Professor King pointed out in the same speech that John admitted he had been on “a journey of political enlightenment” since that time.

Political career

John was a high-profile Conservative activist during his time at Essex and student activism led him into his career in national politics. He was National Chairman of the Federation of Conservative Students (1986-1987), and Vice-Chair of the Conservative Collegiate Forum, leading student support for the 1987 general election. He also served as Conservative Councillor for Lambeth from 1986-1990, and simultaneously as Deputy Leader of the Conservative Opposition Group, the youngest deputy group leader in the country.

Before being elected as Speaker in 2009, he had built-up an award-winning reputation as a campaigning Conservative MP and also held posts in the Shadow Cabinets of both Iain Duncan Smith and Michael Howard. He was Shadow Secretary of State for International Development, Shadow Spokesperson (Work and Pensions), Shadow Chief Secretary to the Treasury, Shadow Spokesperson (Home Affairs) and Shadow Minister (Education).

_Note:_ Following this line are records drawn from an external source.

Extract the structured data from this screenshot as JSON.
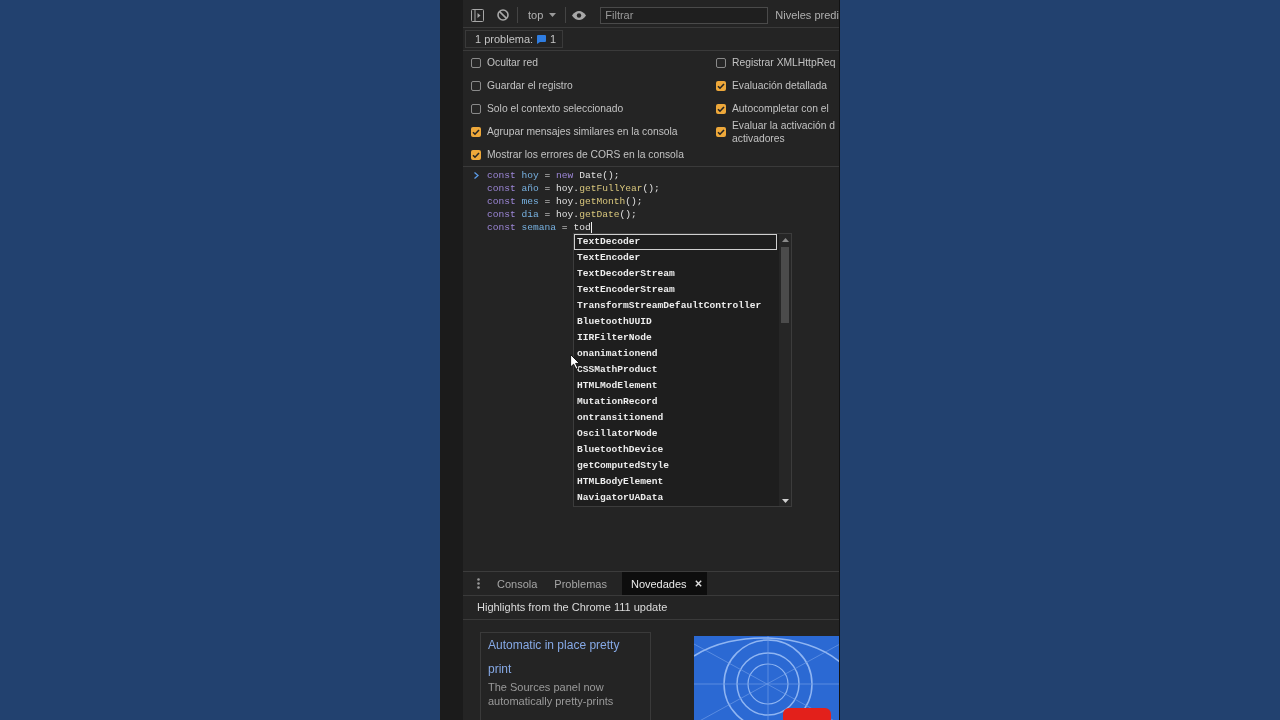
{
  "toolbar": {
    "context": "top",
    "filter": {
      "placeholder": "Filtrar"
    },
    "levels": "Niveles predi"
  },
  "issues": {
    "label": "1 problema:",
    "count": "1"
  },
  "settings": {
    "left": [
      {
        "label": "Ocultar red",
        "checked": false
      },
      {
        "label": "Guardar el registro",
        "checked": false
      },
      {
        "label": "Solo el contexto seleccionado",
        "checked": false
      },
      {
        "label": "Agrupar mensajes similares en la consola",
        "checked": true
      },
      {
        "label": "Mostrar los errores de CORS en la consola",
        "checked": true
      }
    ],
    "right": [
      {
        "label": "Registrar XMLHttpReq",
        "checked": false
      },
      {
        "label": "Evaluación detallada",
        "checked": true
      },
      {
        "label": "Autocompletar con el",
        "checked": true
      },
      {
        "label": "Evaluar la activación d\nactivadores",
        "checked": true
      }
    ]
  },
  "console": {
    "input_caret": true,
    "lines": [
      [
        {
          "kind": "keyword",
          "text": "const"
        },
        {
          "kind": "variable",
          "text": " hoy"
        },
        {
          "kind": "plain",
          "text": " = "
        },
        {
          "kind": "keyword",
          "text": "new"
        },
        {
          "kind": "plain",
          "text": " Date();"
        }
      ],
      [
        {
          "kind": "keyword",
          "text": "const"
        },
        {
          "kind": "variable",
          "text": " año"
        },
        {
          "kind": "plain",
          "text": " = hoy."
        },
        {
          "kind": "function",
          "text": "getFullYear"
        },
        {
          "kind": "plain",
          "text": "();"
        }
      ],
      [
        {
          "kind": "keyword",
          "text": "const"
        },
        {
          "kind": "variable",
          "text": " mes"
        },
        {
          "kind": "plain",
          "text": " = hoy."
        },
        {
          "kind": "function",
          "text": "getMonth"
        },
        {
          "kind": "plain",
          "text": "();"
        }
      ],
      [
        {
          "kind": "keyword",
          "text": "const"
        },
        {
          "kind": "variable",
          "text": " dia"
        },
        {
          "kind": "plain",
          "text": " = hoy."
        },
        {
          "kind": "function",
          "text": "getDate"
        },
        {
          "kind": "plain",
          "text": "();"
        }
      ],
      [
        {
          "kind": "keyword",
          "text": "const"
        },
        {
          "kind": "variable",
          "text": " semana"
        },
        {
          "kind": "plain",
          "text": " = tod"
        }
      ]
    ]
  },
  "autocomplete": {
    "items": [
      {
        "text": "TextDecoder",
        "selected": true
      },
      {
        "text": "TextEncoder",
        "selected": false
      },
      {
        "text": "TextDecoderStream",
        "selected": false
      },
      {
        "text": "TextEncoderStream",
        "selected": false
      },
      {
        "text": "TransformStreamDefaultController",
        "selected": false
      },
      {
        "text": "BluetoothUUID",
        "selected": false
      },
      {
        "text": "IIRFilterNode",
        "selected": false
      },
      {
        "text": "onanimationend",
        "selected": false
      },
      {
        "text": "CSSMathProduct",
        "selected": false
      },
      {
        "text": "HTMLModElement",
        "selected": false
      },
      {
        "text": "MutationRecord",
        "selected": false
      },
      {
        "text": "ontransitionend",
        "selected": false
      },
      {
        "text": "OscillatorNode",
        "selected": false
      },
      {
        "text": "BluetoothDevice",
        "selected": false
      },
      {
        "text": "getComputedStyle",
        "selected": false
      },
      {
        "text": "HTMLBodyElement",
        "selected": false
      },
      {
        "text": "NavigatorUAData",
        "selected": false
      }
    ]
  },
  "drawer": {
    "tabs": [
      {
        "label": "Consola",
        "selected": false,
        "closable": false
      },
      {
        "label": "Problemas",
        "selected": false,
        "closable": false
      },
      {
        "label": "Novedades",
        "selected": true,
        "closable": true
      }
    ],
    "heading": "Highlights from the Chrome 111 update",
    "card": {
      "title": "Automatic in place pretty print",
      "description": "The Sources panel now automatically pretty-prints"
    }
  }
}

He resigned from the Shadow Cabinet in 2002 over the Conservative Party's opposition to allowing unmarried couples - heterosexual and gay - to adopt children.


In 2005, John was awarded The House magazine award for Backbencher of the Year and, in the same year, was named by Channel 4 and The Hansard Society as Opposition Politician of the Year.

John won the Stonewall award for Politician of the Year in 2010 for his work to support equality for lesbian, gay and bisexual people.

In 2012, John was named Politician of the Year by the Political Studies Association.

Political interests – international development, equality and human rights

His interests as an MP echo many of Essex’s research strengths including human rights, special educational needs, international development, constitutional reform, LGBT rights and equality issues.

He was a member of the International Development Select Committee from 2004 to 2009, and a member of the All-Party Parliamentary Groups on Burma, the Prevention of Genocide, Africa, Sudan, and Human Rights. He founded the All Party Group on Brain Tumours to raise awareness of brain cancers. He also led a review of services for young people with speech, language and communication needs, appointed by Ed Balls, the then Secretary of State for Children.

John campaigned for all contracted staff in Parliament to be paid the London Living Wage, closed a popular Commons bar to make room for a nursery, and also chairs the annual Youth Parliament debates because he believes in the importance of giving young people a voice. He has also taken action to promote equality and diversity in Parliament and supported steps to increase BAME representation in the House of Commons.

He wrote an impassioned piece for the Huffington Post on Aung San Suu Kyi for International Women’s Day in 2016, expressing his admiration for her as “the most courageous woman of our time”. He also delivered her Parliamentary welcome speech in 2012 and invited her to tea at Speaker’s House.